Members of the Los Angeles Black Worker Center formed a “prayer circle” at the Hanover Company’s 1000 Grand Avenue construction site to call attention to what they believe is a lack of Black workers on the project.
Hanover officials did not immediately respond to requests for reaction to the group’s assertions.
Four percent of workers on the project are Black, even though the Hanover Co. has received subsidies from the city, according to the group.
By comparison, Metro’s Crenshaw Line light rail project, which is under a project labor agreement that encourages diverse hiring, currently employs 24 percent Black workers, Black Worker Center officials said.
Center officials said their findings are from the latest of a series of quarterly reports the group plans to release as a way of helping the city and public officials enforce pro-diversity hiring policies.
Lola Smallwood-Cuevas, the center’s founder, said the reports and other efforts to monitor hiring practices represent community efforts that arose out of an absence of stronger enforcement.
“We shouldn’t be monitoring this—it should be the city,” she said.
She said the Los Angeles Black Worker Center looked at hiring data on three Metro projects, including the Crenshaw Line extension to LAX, and deployed volunteers with construction experience to chronicle the demographic makeup of workers at the 1000 Grand Avenue project site.
Diversity in hiring at the Crenshaw Line project is especially important because it is being built in areas where communities are between 60 to 80 percent Black, Smallwood-Cuevas said.
The group said it considers the Crenshaw Line job site diverse if its has 25 percent Black workers, while the threshold for other job sites across city is about 10 percent.
The Black Worker Center report cites what it called stubbornly dismal job prospects for Blacks nationally, with twice as many out of jobs as Whites, which is no better than it was in 1963.
In Los Angeles, the unemployment rate for Blacks is 18 percent, while one third of Blacks earn less than $12 per hour, according to the report.
The group’s members and supporters later discussed the report outside City Hall and delivered a petition to City Council members and Los Angeles Mayor Eric Garcetti’s office asking city leaders to set up an office that enforces policies aimed at increasing diversity in hiring.
Loretta Stevens, co-director of the Los Angeles Black Worker Center, said the group is “calling on the city to live up to the banner of the most diverse city in the nation, and the mayor to put into practice his vision of an equity agenda in Los Angeles by establishing an Office of Labor Standards and Enforcement … to monitor projects and vigorously enforce anti-discrimination laws.”

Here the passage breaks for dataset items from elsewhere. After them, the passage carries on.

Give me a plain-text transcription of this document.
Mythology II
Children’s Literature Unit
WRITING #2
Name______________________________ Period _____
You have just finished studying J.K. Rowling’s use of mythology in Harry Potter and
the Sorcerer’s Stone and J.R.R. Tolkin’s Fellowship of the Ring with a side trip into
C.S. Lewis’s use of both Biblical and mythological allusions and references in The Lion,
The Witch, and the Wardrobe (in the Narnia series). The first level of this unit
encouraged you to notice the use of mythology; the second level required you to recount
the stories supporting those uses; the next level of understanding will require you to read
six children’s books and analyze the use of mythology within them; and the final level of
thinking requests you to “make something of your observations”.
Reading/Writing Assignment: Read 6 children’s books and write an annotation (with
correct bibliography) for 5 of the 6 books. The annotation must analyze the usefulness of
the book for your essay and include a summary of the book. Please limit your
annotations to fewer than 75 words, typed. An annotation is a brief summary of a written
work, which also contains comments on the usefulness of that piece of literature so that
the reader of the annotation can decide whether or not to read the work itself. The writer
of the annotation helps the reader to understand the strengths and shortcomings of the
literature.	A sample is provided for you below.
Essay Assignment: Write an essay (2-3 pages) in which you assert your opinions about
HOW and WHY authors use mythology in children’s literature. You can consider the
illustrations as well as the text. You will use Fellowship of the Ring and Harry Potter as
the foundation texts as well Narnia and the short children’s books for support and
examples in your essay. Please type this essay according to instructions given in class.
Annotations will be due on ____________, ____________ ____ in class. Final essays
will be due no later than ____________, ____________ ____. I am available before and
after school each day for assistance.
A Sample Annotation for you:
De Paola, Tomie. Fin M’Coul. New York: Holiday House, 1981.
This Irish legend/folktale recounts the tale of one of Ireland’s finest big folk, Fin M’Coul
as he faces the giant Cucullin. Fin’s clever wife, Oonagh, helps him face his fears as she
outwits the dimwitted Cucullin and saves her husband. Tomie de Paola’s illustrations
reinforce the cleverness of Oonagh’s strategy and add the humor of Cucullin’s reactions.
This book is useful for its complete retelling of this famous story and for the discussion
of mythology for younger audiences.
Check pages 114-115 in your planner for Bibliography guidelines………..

She added that “all employers need to recognize thB black job crisis and do something.”
“It’s not rocket science. Stop excluding,” she said. “Up your numbers of Black workers and do the right thing. Look at your workforce. Who’s missing? Is everybody at the table? Is it representative of our diverse city? If it’s not, do something about it.”

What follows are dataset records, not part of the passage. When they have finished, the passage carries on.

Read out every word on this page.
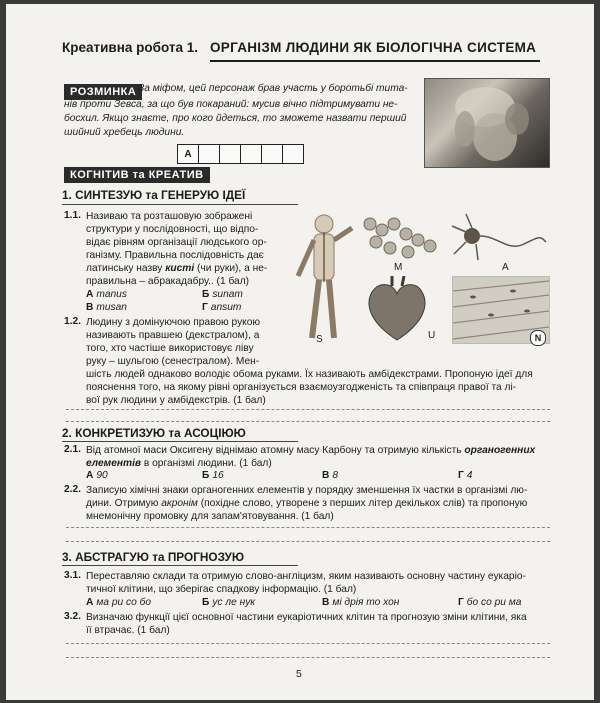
Креативна робота 1. ОРГАНІЗМ ЛЮДИНИ ЯК БІОЛОГІЧНА СИСТЕМА
РОЗМИНКА За міфом, цей персонаж брав участь у боротьбі тита-
нів проти Зевса, за що був покараний: мусив вічно підтримувати не-
босхил. Якщо знаєте, про кого йдеться, то зможете назвати перший
шийний хребець людини.
А
КОГНІТИВ та КРЕАТИВ
1. СИНТЕЗУЮ та ГЕНЕРУЮ ІДЕЇ
1.1. Називаю та розташовую зображені
структури у послідовності, що відпо-
відає рівням організації людського ор-
ганізму. Правильна послідовність дає
латинську назву кисті (чи руки), а не-
правильна – абракадабру.. (1 бал)
А manus	Б sunam
В musan	Г ansum
1.2. Людину з домінуючою правою рукою
називають правшею (декстралом), а
того, хто частіше використовує ліву
руку – шульгою (сенестралом). Мен-
шість людей однаково володіє обома руками. Їх називають амбідекстрами. Пропоную ідеї для
пояснення того, на якому рівні організується взаємоузгодженість та співпраця правої та лі-
вої рук людини у амбідекстрів. (1 бал)
S
M	A
U	N
2. КОНКРЕТИЗУЮ та АСОЦІЮЮ
2.1. Від атомної маси Оксигену віднімаю атомну масу Карбону та отримую кількість органогенних
елементів в організмі людини. (1 бал)
А 90	Б 16	В 8	Г 4
2.2. Записую хімічні знаки органогенних елементів у порядку зменшення їх частки в організмі лю-
дини. Отримую акронім (похідне слово, утворене з перших літер декількох слів) та пропоную
мнемонічну промовку для запам'ятовування. (1 бал)
3. АБСТРАГУЮ та ПРОГНОЗУЮ
3.1. Переставляю склади та отримую слово-англіцизм, яким називають основну частину еукаріо-
тичної клітини, що зберігає спадкову інформацію. (1 бал)
А ма ри со бо	Б ус ле нук	В мі дрія то хон	Г бо со ри ма
3.2. Визначаю функції цієї основної частини еукаріотичних клітин та прогнозую зміни клітини, яка
її втрачає. (1 бал)
5
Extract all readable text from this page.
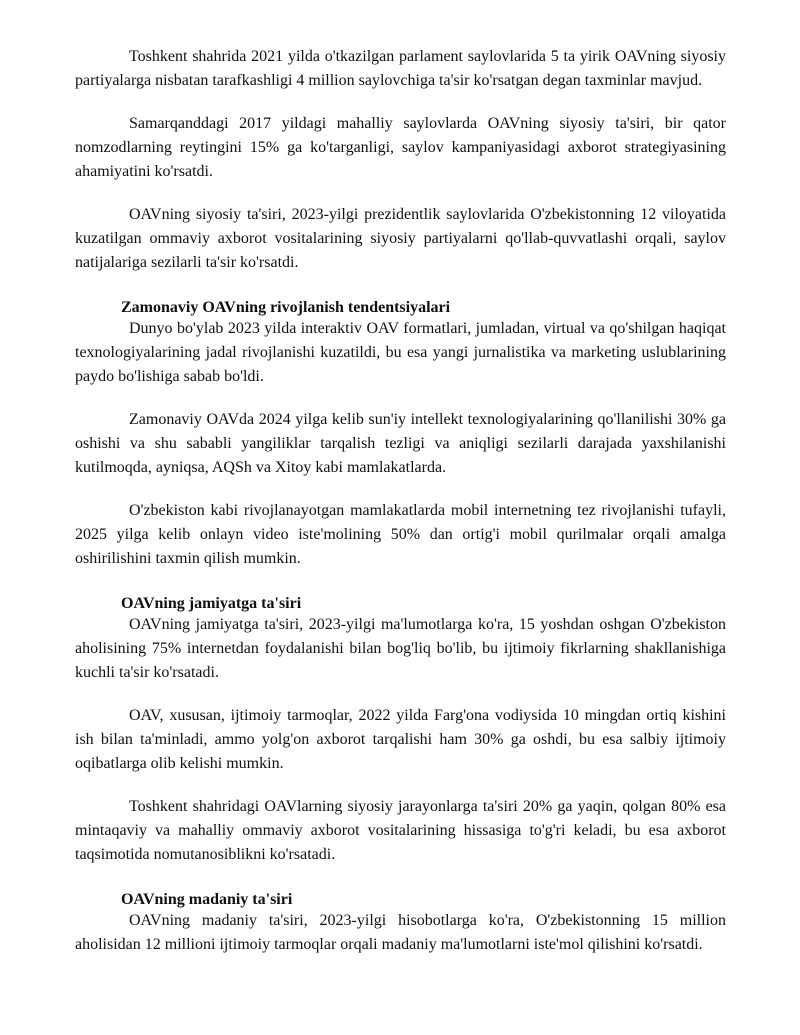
Toshkent shahrida 2021 yilda o'tkazilgan parlament saylovlarida 5 ta yirik OAVning siyosiy partiyalarga nisbatan tarafkashligi 4 million saylovchiga ta'sir ko'rsatgan degan taxminlar mavjud.

Samarqanddagi 2017 yildagi mahalliy saylovlarda OAVning siyosiy ta'siri, bir qator nomzodlarning reytingini 15% ga ko'targanligi, saylov kampaniyasidagi axborot strategiyasining ahamiyatini ko'rsatdi.

OAVning siyosiy ta'siri, 2023-yilgi prezidentlik saylovlarida O'zbekistonning 12 viloyatida kuzatilgan ommaviy axborot vositalarining siyosiy partiyalarni qo'llab-quvvatlashi orqali, saylov natijalariga sezilarli ta'sir ko'rsatdi.

Zamonaviy OAVning rivojlanish tendentsiyalari

Dunyo bo'ylab 2023 yilda interaktiv OAV formatlari, jumladan, virtual va qo'shilgan haqiqat texnologiyalarining jadal rivojlanishi kuzatildi, bu esa yangi jurnalistika va marketing uslublarining paydo bo'lishiga sabab bo'ldi.

Zamonaviy OAVda 2024 yilga kelib sun'iy intellekt texnologiyalarining qo'llanilishi 30% ga oshishi va shu sababli yangiliklar tarqalish tezligi va aniqligi sezilarli darajada yaxshilanishi kutilmoqda, ayniqsa, AQSh va Xitoy kabi mamlakatlarda.

O'zbekiston kabi rivojlanayotgan mamlakatlarda mobil internetning tez rivojlanishi tufayli, 2025 yilga kelib onlayn video iste'molining 50% dan ortig'i mobil qurilmalar orqali amalga oshirilishini taxmin qilish mumkin.

OAVning jamiyatga ta'siri

OAVning jamiyatga ta'siri, 2023-yilgi ma'lumotlarga ko'ra, 15 yoshdan oshgan O'zbekiston aholisining 75% internetdan foydalanishi bilan bog'liq bo'lib, bu ijtimoiy fikrlarning shakllanishiga kuchli ta'sir ko'rsatadi.

OAV, xususan, ijtimoiy tarmoqlar, 2022 yilda Farg'ona vodiysida 10 mingdan ortiq kishini ish bilan ta'minladi, ammo yolg'on axborot tarqalishi ham 30% ga oshdi, bu esa salbiy ijtimoiy oqibatlarga olib kelishi mumkin.

Toshkent shahridagi OAVlarning siyosiy jarayonlarga ta'siri 20% ga yaqin, qolgan 80% esa mintaqaviy va mahalliy ommaviy axborot vositalarining hissasiga to'g'ri keladi, bu esa axborot taqsimotida nomutanosiblikni ko'rsatadi.

OAVning madaniy ta'siri

OAVning madaniy ta'siri, 2023-yilgi hisobotlarga ko'ra, O'zbekistonning 15 million aholisidan 12 millioni ijtimoiy tarmoqlar orqali madaniy ma'lumotlarni iste'mol qilishini ko'rsatdi.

Although the Black Worker Center sees the Metro line contruction as being more diverse than other projects in the city, local Black contractors feel they are being unfairly excluded from work those projects, including the Expo and Crenshaw lines. This was repored by the head of a group of minority workers Monday, in announcing the filing of a lawsuit against the county, the transit agency, and numerous other contractors.
“Everybody’s being hurt by this, but nothing to the degree of Black folks,” Drexell Johnson, founder and executive director of the Young Black Contractors Association, said during a news conference in front of the downtown County Courthouse. Latinos and women also are being denied jobs, he said.
Johnson filed the lawsuit Wednesday in Los Angeles Superior Court and is acting as his own attorney. The complaint alleges a breach of the covenant of good faith and fair dealing as well as a violation of the state Business and Professions Code.
The lawsuit, which seeks unspecified damages, alleges that decisions by Metro officials in awarding construction contracts were shaped by “special payoffs through the use of special fundraisers that were designed and in fact did influence Metro’s governing body.”
A Metro spokesman did not immediately reply to a request for comment.
Johnson contends that many of the contractors chosen to work on Metro projects are based in other states and that workers living in Los Angeles and available to do the jobs are being overlooked.
“Our kids are going to school hungry because we’re not working,” he said.
Johnson alleged promises are often made by Metro to Black contractors, but they are rarely kept. He said various politicians, both Black and White, will be the subject of recall efforts for not doing enough to help get jobs for Black contractors.
He charged that other Black groups, including the Urban League, also have shirked many of their responsibilities to help local Black contractors.
He said the lawsuit was filed a last resort.
“We didn’t want to have to do this,” Johnson said.